An abscess results from the accumulation of pus in body tissue that has formed a cavity due to infection. The pathophysiology of an abscess is a series of immune responses that begin with the migration of white blood cells to the infection and the separation of a fluid-filled cavity from the surrounding healthy tissue. Some abscesses result from blocked ducts in the glands, while others are caused by infected lesions, frequently by the bacteria Staphylococcus aureus .

The pathophysiology of an abscess begins in damaged tissue when the immune system prevents the spread of foreign substances and potentially harmful microorganisms. During infection, large numbers of white blood cells, particularly neutrophils, migrate to the compromised tissue. They do this by following signals from cytokines that alert them to cell death and injury. Pus, the mixture of dead cells and the chemical mediators of the immune response, fills the area around the site, which is separated from healthy tissue by the formation of an abscess wall. The pathophysiology of an abscess can cause life-threatening consequences if cavities form in organs such as the liver.

In an epidural abscess, pus collects above the outer dural membrane that covers the brain and spinal column, swelling against the skull or spinal column. These rare infections are more likely along the spinal cord than in the skull. The pathophysiology of an abscess in the skull or spine is often complicated by damage to neural tissue caused by fluid pressure as swelling increases. A dental abscess comes from a local infection in the jaw, around the nerve that forms the tooth root. It causes severe pain and, if it breaks, can send bacteria into the bloodstream, risking systemic infection.
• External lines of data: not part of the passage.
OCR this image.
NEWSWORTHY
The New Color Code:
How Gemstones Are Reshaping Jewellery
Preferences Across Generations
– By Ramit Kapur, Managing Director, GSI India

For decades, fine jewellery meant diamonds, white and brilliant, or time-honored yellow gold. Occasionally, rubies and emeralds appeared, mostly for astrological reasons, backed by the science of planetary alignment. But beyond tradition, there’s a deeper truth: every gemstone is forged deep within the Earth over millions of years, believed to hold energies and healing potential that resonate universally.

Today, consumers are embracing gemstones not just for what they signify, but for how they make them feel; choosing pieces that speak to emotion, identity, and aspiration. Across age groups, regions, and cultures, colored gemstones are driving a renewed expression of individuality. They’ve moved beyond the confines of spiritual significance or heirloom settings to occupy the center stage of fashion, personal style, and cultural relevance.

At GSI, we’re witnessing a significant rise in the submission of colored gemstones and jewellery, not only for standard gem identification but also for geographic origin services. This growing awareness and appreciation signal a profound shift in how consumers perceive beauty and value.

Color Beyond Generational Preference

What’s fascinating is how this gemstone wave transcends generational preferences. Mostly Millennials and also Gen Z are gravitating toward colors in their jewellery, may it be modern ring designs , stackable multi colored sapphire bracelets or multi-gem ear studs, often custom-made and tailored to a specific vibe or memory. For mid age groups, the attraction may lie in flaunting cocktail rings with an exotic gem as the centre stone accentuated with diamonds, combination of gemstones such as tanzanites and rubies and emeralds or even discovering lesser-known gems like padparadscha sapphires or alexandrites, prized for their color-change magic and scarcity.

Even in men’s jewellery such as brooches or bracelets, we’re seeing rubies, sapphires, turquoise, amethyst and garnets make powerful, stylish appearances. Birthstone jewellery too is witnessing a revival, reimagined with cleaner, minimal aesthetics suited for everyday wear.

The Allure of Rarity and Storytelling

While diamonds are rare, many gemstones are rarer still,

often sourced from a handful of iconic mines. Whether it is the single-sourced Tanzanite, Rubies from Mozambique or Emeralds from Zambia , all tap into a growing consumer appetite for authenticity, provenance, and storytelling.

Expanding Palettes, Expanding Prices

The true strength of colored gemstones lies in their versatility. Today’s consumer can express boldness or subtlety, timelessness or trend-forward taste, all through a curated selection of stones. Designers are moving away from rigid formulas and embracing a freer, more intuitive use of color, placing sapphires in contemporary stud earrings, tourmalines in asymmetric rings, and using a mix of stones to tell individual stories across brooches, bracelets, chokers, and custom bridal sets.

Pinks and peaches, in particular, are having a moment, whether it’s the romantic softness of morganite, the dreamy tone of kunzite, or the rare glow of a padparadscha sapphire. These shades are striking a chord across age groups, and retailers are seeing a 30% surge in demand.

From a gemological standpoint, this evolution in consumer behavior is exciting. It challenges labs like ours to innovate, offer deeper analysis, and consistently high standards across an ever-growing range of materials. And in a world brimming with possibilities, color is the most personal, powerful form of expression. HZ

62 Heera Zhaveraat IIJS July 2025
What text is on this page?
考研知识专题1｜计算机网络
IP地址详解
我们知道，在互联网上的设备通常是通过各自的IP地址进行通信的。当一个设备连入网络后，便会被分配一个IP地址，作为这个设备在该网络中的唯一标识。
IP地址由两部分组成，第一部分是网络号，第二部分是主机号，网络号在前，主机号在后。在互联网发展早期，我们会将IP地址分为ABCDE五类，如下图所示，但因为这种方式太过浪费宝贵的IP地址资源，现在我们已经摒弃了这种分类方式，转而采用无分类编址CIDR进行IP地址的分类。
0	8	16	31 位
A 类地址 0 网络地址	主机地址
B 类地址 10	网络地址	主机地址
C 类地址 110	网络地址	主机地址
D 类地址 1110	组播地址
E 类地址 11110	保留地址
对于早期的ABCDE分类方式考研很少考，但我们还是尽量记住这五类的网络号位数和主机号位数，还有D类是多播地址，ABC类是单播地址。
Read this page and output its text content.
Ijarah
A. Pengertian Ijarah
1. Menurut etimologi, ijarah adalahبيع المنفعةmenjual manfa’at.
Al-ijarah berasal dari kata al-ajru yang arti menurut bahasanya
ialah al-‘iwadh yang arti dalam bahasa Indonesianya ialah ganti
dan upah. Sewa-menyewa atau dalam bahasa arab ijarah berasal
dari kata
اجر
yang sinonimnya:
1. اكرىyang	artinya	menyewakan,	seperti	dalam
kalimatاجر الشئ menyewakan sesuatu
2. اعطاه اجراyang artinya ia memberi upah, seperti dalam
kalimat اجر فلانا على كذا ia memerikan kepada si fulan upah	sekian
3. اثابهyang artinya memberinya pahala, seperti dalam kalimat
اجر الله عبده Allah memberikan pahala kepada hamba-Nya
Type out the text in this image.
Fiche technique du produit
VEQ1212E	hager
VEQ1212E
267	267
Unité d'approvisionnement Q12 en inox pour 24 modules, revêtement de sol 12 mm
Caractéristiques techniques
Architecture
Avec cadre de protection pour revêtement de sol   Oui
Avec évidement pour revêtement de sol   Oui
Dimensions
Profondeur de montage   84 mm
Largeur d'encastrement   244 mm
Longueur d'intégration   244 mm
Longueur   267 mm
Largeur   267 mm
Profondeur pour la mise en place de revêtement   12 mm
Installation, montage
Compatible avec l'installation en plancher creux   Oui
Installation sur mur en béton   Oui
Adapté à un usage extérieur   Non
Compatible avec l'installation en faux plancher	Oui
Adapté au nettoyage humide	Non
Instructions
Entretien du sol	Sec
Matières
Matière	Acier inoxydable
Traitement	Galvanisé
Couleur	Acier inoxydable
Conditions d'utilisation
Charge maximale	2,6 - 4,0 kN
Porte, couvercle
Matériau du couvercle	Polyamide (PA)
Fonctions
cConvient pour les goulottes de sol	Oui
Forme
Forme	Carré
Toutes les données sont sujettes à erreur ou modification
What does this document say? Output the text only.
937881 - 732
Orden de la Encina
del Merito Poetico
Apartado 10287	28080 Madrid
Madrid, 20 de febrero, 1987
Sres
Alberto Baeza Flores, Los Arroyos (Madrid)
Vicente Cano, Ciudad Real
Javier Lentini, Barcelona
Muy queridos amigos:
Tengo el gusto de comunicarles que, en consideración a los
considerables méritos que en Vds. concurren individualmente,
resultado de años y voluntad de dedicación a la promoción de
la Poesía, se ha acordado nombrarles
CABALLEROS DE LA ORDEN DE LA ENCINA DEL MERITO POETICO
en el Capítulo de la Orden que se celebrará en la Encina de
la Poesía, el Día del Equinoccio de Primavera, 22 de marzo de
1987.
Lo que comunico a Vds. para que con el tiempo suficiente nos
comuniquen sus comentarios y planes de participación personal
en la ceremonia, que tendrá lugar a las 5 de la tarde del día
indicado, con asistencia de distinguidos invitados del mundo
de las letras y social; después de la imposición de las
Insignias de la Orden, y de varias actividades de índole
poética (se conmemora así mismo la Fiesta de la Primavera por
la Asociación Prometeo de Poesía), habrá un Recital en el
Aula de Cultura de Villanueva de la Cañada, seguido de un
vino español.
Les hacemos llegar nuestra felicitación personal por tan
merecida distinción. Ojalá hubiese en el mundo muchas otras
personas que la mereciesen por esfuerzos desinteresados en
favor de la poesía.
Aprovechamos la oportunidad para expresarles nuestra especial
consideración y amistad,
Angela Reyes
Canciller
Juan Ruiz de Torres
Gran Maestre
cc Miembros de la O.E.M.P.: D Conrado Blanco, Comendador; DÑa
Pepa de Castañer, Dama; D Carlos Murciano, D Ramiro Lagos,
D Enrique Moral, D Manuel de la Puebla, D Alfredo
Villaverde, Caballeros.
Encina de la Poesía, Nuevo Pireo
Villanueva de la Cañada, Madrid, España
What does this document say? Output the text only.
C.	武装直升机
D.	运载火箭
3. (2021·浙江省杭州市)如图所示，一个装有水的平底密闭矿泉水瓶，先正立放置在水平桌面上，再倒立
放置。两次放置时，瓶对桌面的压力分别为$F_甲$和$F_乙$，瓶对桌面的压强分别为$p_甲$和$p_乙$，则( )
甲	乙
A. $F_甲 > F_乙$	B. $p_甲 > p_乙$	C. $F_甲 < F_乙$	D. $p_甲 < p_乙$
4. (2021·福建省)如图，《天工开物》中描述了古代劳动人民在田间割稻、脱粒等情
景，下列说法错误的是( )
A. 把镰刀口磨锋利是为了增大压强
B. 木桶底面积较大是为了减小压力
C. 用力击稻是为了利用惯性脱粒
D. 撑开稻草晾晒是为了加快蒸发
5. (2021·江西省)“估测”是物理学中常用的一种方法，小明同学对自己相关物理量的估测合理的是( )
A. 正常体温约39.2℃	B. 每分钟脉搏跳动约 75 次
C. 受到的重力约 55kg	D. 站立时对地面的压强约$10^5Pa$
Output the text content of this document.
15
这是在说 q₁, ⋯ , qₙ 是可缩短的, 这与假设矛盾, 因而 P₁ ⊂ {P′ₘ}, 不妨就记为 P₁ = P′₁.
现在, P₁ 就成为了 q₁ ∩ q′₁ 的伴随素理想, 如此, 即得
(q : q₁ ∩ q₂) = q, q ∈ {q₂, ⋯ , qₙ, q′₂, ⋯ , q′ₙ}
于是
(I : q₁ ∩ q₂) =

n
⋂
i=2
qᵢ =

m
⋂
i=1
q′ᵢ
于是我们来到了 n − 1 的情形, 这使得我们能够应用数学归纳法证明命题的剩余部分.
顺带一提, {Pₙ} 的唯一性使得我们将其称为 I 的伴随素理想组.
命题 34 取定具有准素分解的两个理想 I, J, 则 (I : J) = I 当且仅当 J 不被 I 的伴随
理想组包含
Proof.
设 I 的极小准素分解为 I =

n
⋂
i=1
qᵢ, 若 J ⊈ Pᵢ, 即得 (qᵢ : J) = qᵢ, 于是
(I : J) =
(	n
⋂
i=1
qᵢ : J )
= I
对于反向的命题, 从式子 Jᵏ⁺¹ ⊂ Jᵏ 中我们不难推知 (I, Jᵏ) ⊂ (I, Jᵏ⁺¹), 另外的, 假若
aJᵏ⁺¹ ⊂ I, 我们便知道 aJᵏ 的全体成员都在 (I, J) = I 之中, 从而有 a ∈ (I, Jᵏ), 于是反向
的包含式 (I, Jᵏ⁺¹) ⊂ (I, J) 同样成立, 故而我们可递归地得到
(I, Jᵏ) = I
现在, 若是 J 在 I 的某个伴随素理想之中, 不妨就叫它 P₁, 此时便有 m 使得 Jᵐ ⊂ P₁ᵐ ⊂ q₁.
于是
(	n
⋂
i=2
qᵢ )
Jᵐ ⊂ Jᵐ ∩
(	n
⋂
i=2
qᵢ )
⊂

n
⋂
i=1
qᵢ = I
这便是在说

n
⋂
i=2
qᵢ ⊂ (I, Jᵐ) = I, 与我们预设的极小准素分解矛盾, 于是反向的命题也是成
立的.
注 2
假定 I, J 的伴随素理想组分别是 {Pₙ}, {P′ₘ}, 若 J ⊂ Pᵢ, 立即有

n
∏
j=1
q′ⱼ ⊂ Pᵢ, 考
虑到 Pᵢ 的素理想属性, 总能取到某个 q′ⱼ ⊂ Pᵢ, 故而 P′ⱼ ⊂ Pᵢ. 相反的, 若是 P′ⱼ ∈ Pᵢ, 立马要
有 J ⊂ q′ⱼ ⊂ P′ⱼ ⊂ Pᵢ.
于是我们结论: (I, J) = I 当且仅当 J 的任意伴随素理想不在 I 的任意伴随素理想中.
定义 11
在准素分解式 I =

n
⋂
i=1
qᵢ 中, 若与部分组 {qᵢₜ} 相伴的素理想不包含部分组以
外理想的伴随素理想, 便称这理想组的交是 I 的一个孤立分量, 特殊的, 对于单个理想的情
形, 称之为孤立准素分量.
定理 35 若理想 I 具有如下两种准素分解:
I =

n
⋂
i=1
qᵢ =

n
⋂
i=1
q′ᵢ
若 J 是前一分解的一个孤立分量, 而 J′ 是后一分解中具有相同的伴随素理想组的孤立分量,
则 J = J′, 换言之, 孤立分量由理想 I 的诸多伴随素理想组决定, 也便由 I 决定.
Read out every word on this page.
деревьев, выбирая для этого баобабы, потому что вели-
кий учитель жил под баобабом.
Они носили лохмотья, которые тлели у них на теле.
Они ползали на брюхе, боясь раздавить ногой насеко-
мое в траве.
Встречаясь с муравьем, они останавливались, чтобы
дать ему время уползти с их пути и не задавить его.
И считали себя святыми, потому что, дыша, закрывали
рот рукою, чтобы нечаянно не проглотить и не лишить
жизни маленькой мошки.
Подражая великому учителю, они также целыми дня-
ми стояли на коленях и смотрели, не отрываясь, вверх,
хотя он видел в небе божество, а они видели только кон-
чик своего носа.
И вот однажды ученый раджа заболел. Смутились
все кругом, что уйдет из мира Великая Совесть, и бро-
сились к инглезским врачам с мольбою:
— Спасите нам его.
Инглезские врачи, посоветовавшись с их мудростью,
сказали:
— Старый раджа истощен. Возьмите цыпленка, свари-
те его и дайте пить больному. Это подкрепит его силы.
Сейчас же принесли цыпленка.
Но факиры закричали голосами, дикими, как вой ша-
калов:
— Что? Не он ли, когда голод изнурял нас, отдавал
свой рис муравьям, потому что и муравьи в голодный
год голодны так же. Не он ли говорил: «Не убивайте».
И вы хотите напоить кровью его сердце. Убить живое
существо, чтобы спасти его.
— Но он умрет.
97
Blocking the glands can seal off an area of ​​tissue allowing an abscess to form if infected. Different microorganisms can trigger the pathophysiology of Bartholin's abscess, a painful swelling of the Bartholin's gland in the vagina. If the glands, responsible for healthy vaginal secretions, develop a blocked duct, fluid can build up over time. Bacteria can infect the swollen gland to the point that it becomes very tender. Similarly, skin abscesses or boils can arise from a blocked sweat gland that has become infected.

Differences in the pathophysiology of an abscess do not greatly influence basic treatment. Given the Staphylococcus aureus commonly causes abscesses, traditional antibiotic treatments have accompanied surgery as the two mainstays of medical care. But as this organism has become Staphylococcus aureas resistant to methicillin (MRSA), the range of antibiotics used to reduce complications has increased. Many abscesses, particularly larger ones, will require surgical treatment to drain existing pus from the wound for proper healing. This is usually true regardless of the specific cause of the infection.